Beneduce, who also suffers from occasional back pain, set out to develop a product that would eliminate lower-back pressure for those in the dugout.
Thanks to his efforts, Bucket-Back was born. The attachable backrest, made from nylon and canvas material bolstered by stainless steel bars, weighs 1.65 pounds and can hold up to 300 pounds.

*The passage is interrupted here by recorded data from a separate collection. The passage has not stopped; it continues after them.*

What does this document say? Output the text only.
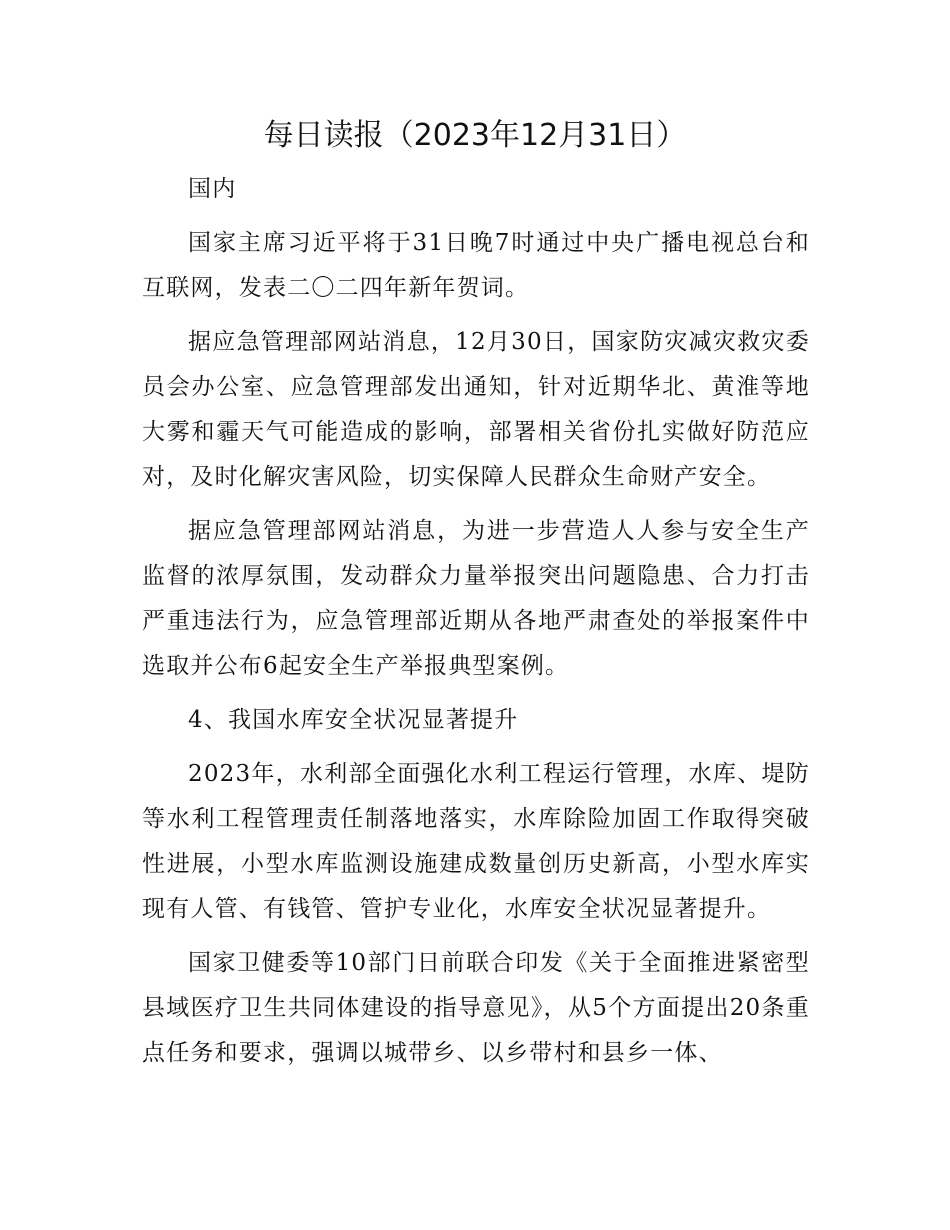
每日读报（2023年12月31日）

国内

国家主席习近平将于31日晚7时通过中央广播电视总台和互联网，发表二〇二四年新年贺词。

据应急管理部网站消息，12月30日，国家防灾减灾救灾委员会办公室、应急管理部发出通知，针对近期华北、黄淮等地大雾和霾天气可能造成的影响，部署相关省份扎实做好防范应对，及时化解灾害风险，切实保障人民群众生命财产安全。

据应急管理部网站消息，为进一步营造人人参与安全生产监督的浓厚氛围，发动群众力量举报突出问题隐患、合力打击严重违法行为，应急管理部近期从各地严肃查处的举报案件中选取并公布6起安全生产举报典型案例。

4、我国水库安全状况显著提升

2023年，水利部全面强化水利工程运行管理，水库、堤防等水利工程管理责任制落地落实，水库除险加固工作取得突破性进展，小型水库监测设施建成数量创历史新高，小型水库实现有人管、有钱管、管护专业化，水库安全状况显著提升。

国家卫健委等10部门日前联合印发《关于全面推进紧密型县域医疗卫生共同体建设的指导意见》，从5个方面提出20条重点任务和要求，强调以城带乡、以乡带村和县乡一体、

He currently has a patent pending for his invention.
Beneduce’s endeavor brings together his two loves: business and baseball.
An economics major at Wheaton, he has developed entrepreneurial skills at two internships he completed at Northwestern Mutual Financial Network and Morgan Stanley—both in Providence, R.I.
“Although I have had to work hard my whole life in order to play baseball at the college level, the workforce is an entirely different realm that I was introduced to at a relatively young age,” Beneduce said. “Trying to start my own insurance business for Northwestern Mutual and working under a group of financial advisors at Morgan Stanley gave me the opportunity to appreciate and understand what it takes to run a successful business.”
Getting these internships required perseverance and a drive to succeed. “It took me four emails and two phone calls to even get the attention of someone at Morgan Stanley who had previously told me that there were no positions available,” he said. “Had I not learned how to both fail and succeed during these two experiences, I don’t think I would have had the mindset to take my Bucket-Back vision into action.”
Beneduce’s teammates have proven to be fans of Bucket-Back.
The players in his summer recreational George Donnelly Sunset League in Newport, R.I., found Bucket-Back useful and comfortable. “It is honestly entertaining for me to watch people’s reactions when they see the Bucket-Back, because of its uniqueness and innovative nature,” he said.
Also, his teammates at Wheaton are encouraging and positive. “They are both supportive of my entrepreneurship and feel that this product can be successful,” he said.
These same teammates voted Beneduce captain of the team in 2015, in part because of his strong leadership skills both on and off the field, said Eric Podbelski, head coach of baseball at Wheaton. “Mike is of the highest character as a person. He’s well liked among his teammates and has an easygoing personality and very good people skills.”
While Beneduce is happy with Bucket-Back so far, he said he will continually seek out both positive and negative feedback to improve his product. Using constructive criticism to advance his business is an important part of being an entrepreneur, he said.
“As my time as a college student winds down, I will look for ways to improve my value in the workforce so what I accomplish makes a lasting impact on people,” Beneduce said.